Marche de protestation

Parallèlement aux travaux des parlementaires, une manifestation a eu lieu à Abuja dans la journée devant l’Assemblée nationale pour protester contre la vacance du pouvoir. Des centaines de manifestants ont marché au pas dans les rues de la capitale pour réclamer que le président délègue son pouvoir aux parlementaires.
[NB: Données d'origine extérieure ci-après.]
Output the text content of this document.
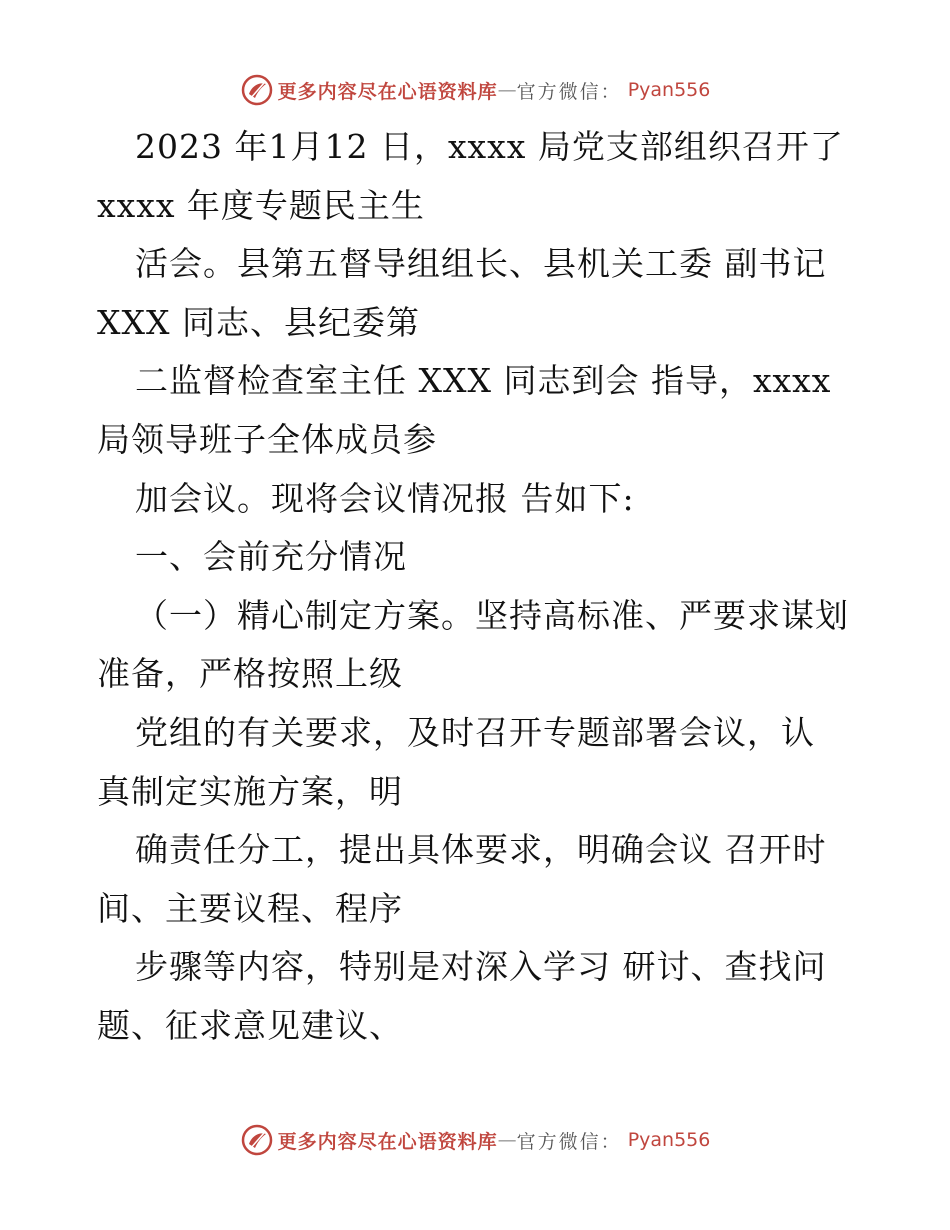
更多内容尽在心语资料库 — 官方微信： Pyan556
2023 年1月12 日，xxxx 局党支部组织召开了
xxxx 年度专题民主生
活会。县第五督导组组长、县机关工委 副书记
XXX 同志、县纪委第
二监督检查室主任 XXX 同志到会 指导，xxxx
局领导班子全体成员参
加会议。现将会议情况报 告如下:
一、会前充分情况
（一）精心制定方案。坚持高标准、严要求谋划
准备，严格按照上级
党组的有关要求，及时召开专题部署会议，认
真制定实施方案，明
确责任分工，提出具体要求，明确会议 召开时
间、主要议程、程序
步骤等内容，特别是对深入学习 研讨、查找问
题、征求意见建议、
更多内容尽在心语资料库 — 官方微信： Pyan556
« Assez, c’est assez !», tel est le message diffusé par la manifestation de mardi à Abuja, entre autre dirigée par le prix Nobel de littérature, Wole Soyinka. Les organisateurs veulent davantage d’informations sur l’état de santé du président nigérian et s’inquiètent de l’absence prolongée de Umaru Yar’Adua. « Nous sommes mécontents du vide créé par l’absence du président », a déclaré Yinka Odumakin, porte parole de l’ONG « Save Nigeria Group » (SNG). Outre Wole Soyinka, très impliqué dans l’action politique, le chef rebelle biafrais durant la guerre civile de 1967-1970, Chukwuemeka Odumegwu-Ojukwu, a participé à un meeting baptisé « assez, c’est assez », à l’issue de la marche.

Par ailleurs, les gouverneurs de 36 fédérations nigérianes se sont aussi réunis hier soir pour discuter notamment de l’absence prolongée du président. Et le barreau nigérian a déposé une plainte contre le président, l’accusant de violer la constitution en se maintenant ainsi au pouvoir.

Depuis son élection en 2007, le chef d’Etat nigérian a été hospitalisé à quatre reprises.